Gambar 2. Interpretasi LCS
Pemeriksaan MRI
Magnetic Resonance Imaging (MRI) adalah modalitas
neuroimaging pilihan untuk mengidentifikasi daerah fokus infeksi, infark,
perdarahan sekunder, edema serebral, hidrosefalus, atau jarang formasi
abses. Ini harus dipertimbangkan bila terdapat kelianan neurologis fokal,
infeksi persisten, atau kemunduran klinis. Pemeriksaasn MRI lanjutan
berguna untuk mengikuti resolusi infeksi, dan juga berkontribusi terhadap
prognosis penyakit. 2,4,5
Pemeriksaan lainnya
Meskipun computed tomography (CT) memiliki resiko radiasi lebih
besar pada bayi namun pemeriksan ini lebih mudah, dan cepat dibandingkan
MRI terutama dalam pengambilan keputusan untuk intervensi
neurosurgical potensial, seperti ventriculostomy untuk hidrosefalus. atau
drainase operasi empiema atau abses. Ini mungkin sangat sesuai untuk
neonatus kritis yang dipertimbangkan untuk bedah saraf. 2,4,5
PENATALAKSANAAN
a. Perawatan medik
Pemberian terapi dilakukan secepatnya saat diagnosis mengarah ke
meningitis. Idealnya kultur darah dan LCS dilakukan sebelum pemberian
antimikroba.
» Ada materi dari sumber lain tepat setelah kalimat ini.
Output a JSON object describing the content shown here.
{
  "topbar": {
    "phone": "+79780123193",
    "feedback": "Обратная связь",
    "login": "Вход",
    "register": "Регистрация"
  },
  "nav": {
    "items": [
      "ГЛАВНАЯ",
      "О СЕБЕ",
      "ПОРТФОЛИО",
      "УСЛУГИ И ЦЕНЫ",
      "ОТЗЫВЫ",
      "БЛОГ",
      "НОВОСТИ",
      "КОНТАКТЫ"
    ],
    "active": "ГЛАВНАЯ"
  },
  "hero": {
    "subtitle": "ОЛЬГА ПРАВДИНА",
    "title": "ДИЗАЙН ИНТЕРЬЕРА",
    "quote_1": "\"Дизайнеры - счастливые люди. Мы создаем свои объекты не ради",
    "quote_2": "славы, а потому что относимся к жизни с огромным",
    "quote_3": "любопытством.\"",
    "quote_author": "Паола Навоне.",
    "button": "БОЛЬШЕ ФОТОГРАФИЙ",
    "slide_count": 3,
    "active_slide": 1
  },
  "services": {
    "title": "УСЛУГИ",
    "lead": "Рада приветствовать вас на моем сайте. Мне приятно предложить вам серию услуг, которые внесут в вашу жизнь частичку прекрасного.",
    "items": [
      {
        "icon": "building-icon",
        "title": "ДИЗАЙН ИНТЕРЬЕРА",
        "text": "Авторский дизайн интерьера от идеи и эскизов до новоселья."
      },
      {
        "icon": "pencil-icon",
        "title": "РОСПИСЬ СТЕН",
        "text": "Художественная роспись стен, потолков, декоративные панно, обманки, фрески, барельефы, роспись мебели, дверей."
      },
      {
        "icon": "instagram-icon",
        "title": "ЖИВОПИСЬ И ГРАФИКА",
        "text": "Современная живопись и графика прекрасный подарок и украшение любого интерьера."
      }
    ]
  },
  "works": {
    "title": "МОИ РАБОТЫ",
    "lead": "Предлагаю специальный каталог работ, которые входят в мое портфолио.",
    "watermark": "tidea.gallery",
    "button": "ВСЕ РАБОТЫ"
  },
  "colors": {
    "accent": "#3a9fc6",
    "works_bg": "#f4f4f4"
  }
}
Jika neonatus dalam terapi dengan menggunakan ventilator atau
menurut pertimbangan klinis bahwa punksi tersebut berbahaya maka lumbal punksi
dapat ditunda hingga keadaan stabil. Lumbal punksi yang dilakukan beberapa hari
setelah terapi inisial masih memberikan gambaran abnormal pada pemeriksaan
kimiawi dan sitologis. Akses intravena dan pemantauan pemberian cairan secara
ketat perlu dilakukan. Neonatus dengan meningitis sangat rentan untuk jatuh ke
dalam keadaan hiponatremia yang berhubungan dengan SIADH. Perubahan
elektrolit ini juga berperan dalam memicu terjadinya kejang khususnya dalam 72
jam pertama. Cairan NaCl 0,9% dalam glukosa 5% diberikan sampai elektrolit
serum pada neonatus mencapai normal.2,4
Peningkatan tekanan intrakranial sekunder terhadap edema serebral jarang terjadi
pada bayi tetapi tetap diperlukan pemantauan analisis gas darah untuk menjamin
oksigenasi yang adekuat dan stabilitas metabolisme.
Pemeriksaan penunjang seperti MRI dengan gadoteriol, USG, atau CT scan dengan
kontras diperlukan untuk menyelidiki ada tidaknya kelainan intrakranial. Pada
neonatus yang sudah sembuh dari meningitis perlu dilakukan uji fungsi
pendengaran untuk menskrining gangguan pendengaran. 2,3,4
Pada bayi dan anak-anak, penanganan meningitis bakterial akut meliputi terapi
antimikroba yang adekuat serta terapi suportif. Terapi cairan dan elektrolit
dilakukan dengan: memperhatikan tanda-tanda vital dan status neurologis sehingga
dapat menentukan input dan output yang akurat, penggunaan cairan dengan jenis
dan volume yang sesuai untuk mengurangi perkembangan edema serebral. Anak-
anak harus mendapat terapi cairan untuk mempertahankan tekanan darah sistolik
sekitar 80 mmHg, jumlah urine output 500 ml/m2/hari dan perfusi jaringan yang
adekuat. Dopamin dan agen inotropik lainnya dapat digunakan untuk
mempertahankan tekanan darah dan sirkulasi yang adekuat.